Our differentiating factor is not only encompassed in how we enter a community or deliver the face to face programme and the relationships that we hold, but just as important is how we integrate with other parts of our business to empathise and really understand the needs of individuals, communities, businesses and society.

Through our unique model we leverage community research and insights that enable us to tailor how we deliver financial education and the key topics for us to focus on, so that the value delivered is focused on addressing the needs of those individuals or communities.

  1. How has technology impacted on the delivery of Nedbank’s financial literacy programmes?

In order to remain relevant and to move with the times, Nedbank is always playing a leading role in the digital space. We started with our digital financial literacy programme journey in 2015 by converting our learners programme into a digitised and gamified solution. That was followed by the conversion of some of classroom-based training material into short video learnings.

To date we are also leveraging and continuously improving our website to share all financial literacy and education information. We are also using a lot of traditional media as in radio and digital channels like social media to increase our ability to reach more and create awareness. We have seen so much positive response and engagement to the way we use technology in the financial literacy space. We have reached and empowered more than 3.7 million listeners and viewers on both radio and TV during the nationwide lockdown and have engaged with more than 150k individuals on social media.

We still strive to continue improve our technological engagements with our audiences by increasing more technological channels to reach the masses of the country.

  1. Would you like to send a message of support to individuals out there struggling to survive?

Currently the world is facing a difficult time socially and economically because of the Covid19. South Africa is also not spared. We know and understand that a lot of South Africans are losing jobs as companies struggle to survive and some shutting down.

We advise people to look out for supporting structures in the form of relief programmes around their areas. The government has come out strong to support both individual and companies with various programmes.

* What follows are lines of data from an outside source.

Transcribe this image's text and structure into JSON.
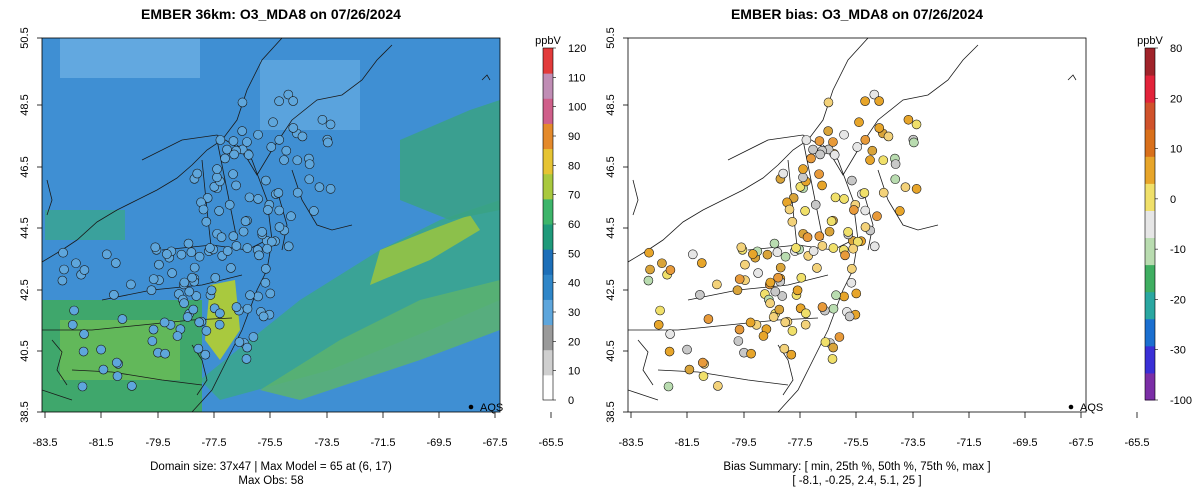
{
  "left_panel": {
    "title": "EMBER 36km: O3_MDA8 on 07/26/2024",
    "x_ticks": [
      "-83.5",
      "-81.5",
      "-79.5",
      "-77.5",
      "-75.5",
      "-73.5",
      "-71.5",
      "-69.5",
      "-67.5",
      "-65.5"
    ],
    "y_ticks": [
      "38.5",
      "40.5",
      "42.5",
      "44.5",
      "46.5",
      "48.5",
      "50.5"
    ],
    "legend_label": "AQS",
    "caption_line1": "Domain size: 37x47 | Max Model = 65 at (6, 17)",
    "caption_line2": "Max Obs: 58",
    "colorbar": {
      "unit": "ppbV",
      "labels": [
        "0",
        "10",
        "20",
        "30",
        "40",
        "50",
        "60",
        "70",
        "80",
        "90",
        "100",
        "110",
        "120"
      ],
      "colors": [
        "#ffffff",
        "#cfcfcf",
        "#9a9a9a",
        "#5ea6dc",
        "#2f86c8",
        "#1d6fb8",
        "#1f9a7a",
        "#3db56a",
        "#a9c93e",
        "#e6c433",
        "#e48a2b",
        "#cf5f8a",
        "#c08db5",
        "#e23b3b"
      ]
    }
  },
  "right_panel": {
    "title": "EMBER bias: O3_MDA8 on 07/26/2024",
    "x_ticks": [
      "-83.5",
      "-81.5",
      "-79.5",
      "-77.5",
      "-75.5",
      "-73.5",
      "-71.5",
      "-69.5",
      "-67.5",
      "-65.5"
    ],
    "y_ticks": [
      "38.5",
      "40.5",
      "42.5",
      "44.5",
      "46.5",
      "48.5",
      "50.5"
    ],
    "legend_label": "AQS",
    "caption_line1": "Bias Summary: [ min, 25th %, 50th %, 75th %, max ]",
    "caption_line2": "[ -8.1,   -0.25,   2.4,   5.1,   25 ]",
    "colorbar": {
      "unit": "ppbV",
      "labels": [
        "-100",
        "-30",
        "-20",
        "-10",
        "0",
        "10",
        "20",
        "80"
      ],
      "colors": [
        "#7b2ea6",
        "#3a2fd6",
        "#1b6fd0",
        "#2aa7a1",
        "#3fae61",
        "#b9dcb0",
        "#e6e6e6",
        "#f0e06a",
        "#e7a52a",
        "#d9701b",
        "#d0522b",
        "#e2233a",
        "#a0232a"
      ]
    }
  }
}
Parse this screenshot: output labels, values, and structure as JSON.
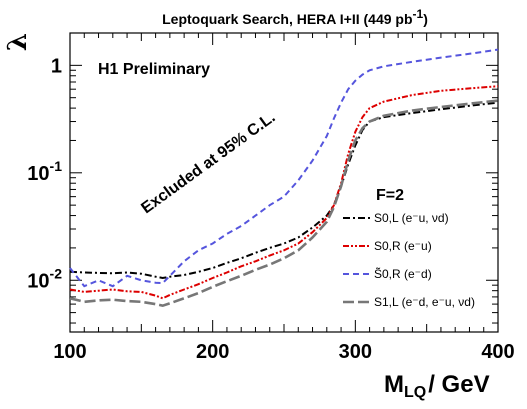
{
  "chart_data": {
    "type": "line",
    "title": "Leptoquark Search, HERA I+II (449 pb",
    "title_sup": "-1",
    "title_end": ")",
    "xlabel": "M",
    "xlabel_sub": "LQ",
    "xlabel_unit": "/ GeV",
    "ylabel": "λ",
    "xlim": [
      100,
      400
    ],
    "ylim": [
      0.0033,
      2.0
    ],
    "yscale": "log",
    "x_ticks": [
      "100",
      "200",
      "300",
      "400"
    ],
    "y_ticks": [
      {
        "base": "10",
        "exp": "-2",
        "value": 0.01
      },
      {
        "base": "10",
        "exp": "-1",
        "value": 0.1
      },
      {
        "base": "1",
        "exp": "",
        "value": 1
      }
    ],
    "annotations": {
      "experiment": "H1 Preliminary",
      "excluded": "Excluded at 95% C.L."
    },
    "legend": {
      "title": "F=2",
      "position": "right-center",
      "entries": [
        "S0,L (e⁻u, νd)",
        "S0,R (e⁻u)",
        "S̃0,R (e⁻d)",
        "S1,L (e⁻d, e⁻u, νd)"
      ]
    },
    "series": [
      {
        "name": "S0,L (e⁻u, νd)",
        "color": "#000000",
        "dash": "dashdot",
        "x": [
          100,
          110,
          120,
          130,
          140,
          150,
          160,
          165,
          170,
          180,
          190,
          200,
          210,
          220,
          230,
          240,
          250,
          260,
          270,
          280,
          285,
          290,
          295,
          300,
          305,
          310,
          320,
          340,
          360,
          380,
          400
        ],
        "y": [
          0.012,
          0.0118,
          0.0117,
          0.0116,
          0.0118,
          0.0115,
          0.0108,
          0.0105,
          0.0108,
          0.0112,
          0.012,
          0.013,
          0.0145,
          0.016,
          0.018,
          0.02,
          0.022,
          0.025,
          0.031,
          0.04,
          0.05,
          0.075,
          0.12,
          0.18,
          0.25,
          0.3,
          0.33,
          0.36,
          0.39,
          0.42,
          0.45
        ]
      },
      {
        "name": "S0,R (e⁻u)",
        "color": "#dd0000",
        "dash": "dashdotdot",
        "x": [
          100,
          110,
          120,
          130,
          140,
          150,
          160,
          165,
          170,
          180,
          190,
          200,
          210,
          220,
          230,
          240,
          250,
          260,
          270,
          280,
          285,
          290,
          295,
          300,
          305,
          310,
          320,
          340,
          360,
          380,
          400
        ],
        "y": [
          0.0082,
          0.0078,
          0.008,
          0.0082,
          0.0079,
          0.0078,
          0.0072,
          0.0068,
          0.0073,
          0.0082,
          0.0092,
          0.0105,
          0.0118,
          0.0135,
          0.015,
          0.017,
          0.019,
          0.022,
          0.028,
          0.038,
          0.05,
          0.08,
          0.15,
          0.24,
          0.33,
          0.4,
          0.46,
          0.53,
          0.58,
          0.61,
          0.64
        ]
      },
      {
        "name": "S̃0,R (e⁻d)",
        "color": "#5555dd",
        "dash": "dashed",
        "x": [
          100,
          110,
          120,
          130,
          140,
          150,
          160,
          165,
          170,
          180,
          190,
          200,
          210,
          220,
          230,
          240,
          250,
          260,
          270,
          280,
          285,
          290,
          295,
          300,
          305,
          310,
          320,
          340,
          360,
          380,
          400
        ],
        "y": [
          0.013,
          0.0088,
          0.01,
          0.0088,
          0.011,
          0.01,
          0.0095,
          0.0094,
          0.011,
          0.015,
          0.019,
          0.022,
          0.027,
          0.032,
          0.04,
          0.05,
          0.06,
          0.085,
          0.13,
          0.22,
          0.32,
          0.45,
          0.6,
          0.72,
          0.82,
          0.9,
          0.98,
          1.08,
          1.18,
          1.28,
          1.4
        ]
      },
      {
        "name": "S1,L (e⁻d, e⁻u, νd)",
        "color": "#777777",
        "dash": "longdash",
        "x": [
          100,
          110,
          120,
          130,
          140,
          150,
          160,
          165,
          170,
          180,
          190,
          200,
          210,
          220,
          230,
          240,
          250,
          260,
          270,
          280,
          285,
          290,
          295,
          300,
          305,
          310,
          320,
          340,
          360,
          380,
          400
        ],
        "y": [
          0.0068,
          0.0063,
          0.0065,
          0.0066,
          0.0064,
          0.0063,
          0.006,
          0.0058,
          0.0061,
          0.0068,
          0.0076,
          0.0087,
          0.0098,
          0.011,
          0.0125,
          0.014,
          0.016,
          0.019,
          0.025,
          0.035,
          0.048,
          0.075,
          0.13,
          0.2,
          0.26,
          0.3,
          0.34,
          0.38,
          0.41,
          0.44,
          0.47
        ]
      }
    ]
  }
}
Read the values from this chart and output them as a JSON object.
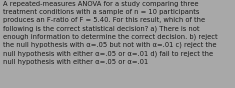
{
  "lines": [
    "A repeated-measures ANOVA for a study comparing three",
    "treatment conditions with a sample of n = 10 participants",
    "produces an F-ratio of F = 5.40. For this result, which of the",
    "following is the correct statistical decision? a) There is not",
    "enough information to determine the correct decision. b) reject",
    "the null hypothesis with α=.05 but not with α=.01 c) reject the",
    "null hypothesis with either α=.05 or α=.01 d) fail to reject the",
    "null hypothesis with either α=.05 or α=.01"
  ],
  "background_color": "#a8a8a8",
  "text_color": "#1a1a1a",
  "font_size": 4.85,
  "fig_width": 2.35,
  "fig_height": 0.88,
  "linespacing": 1.38
}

Organisations including banks are also playing their part to support government in their efforts to provide relief to the general public. Nedbank is also one of the major role players in providing relief to their clients, businesses and communities through various solutions and programmes called Proud about my Town.

We support the government by assisting them with the distribution of food parcels in various identified nodes as well as government social grants. We are participating in the business rescue scheme through SAFT. Nedbank is also providing relief to its clients in various form including payment holidays and affordable loan products to their clients.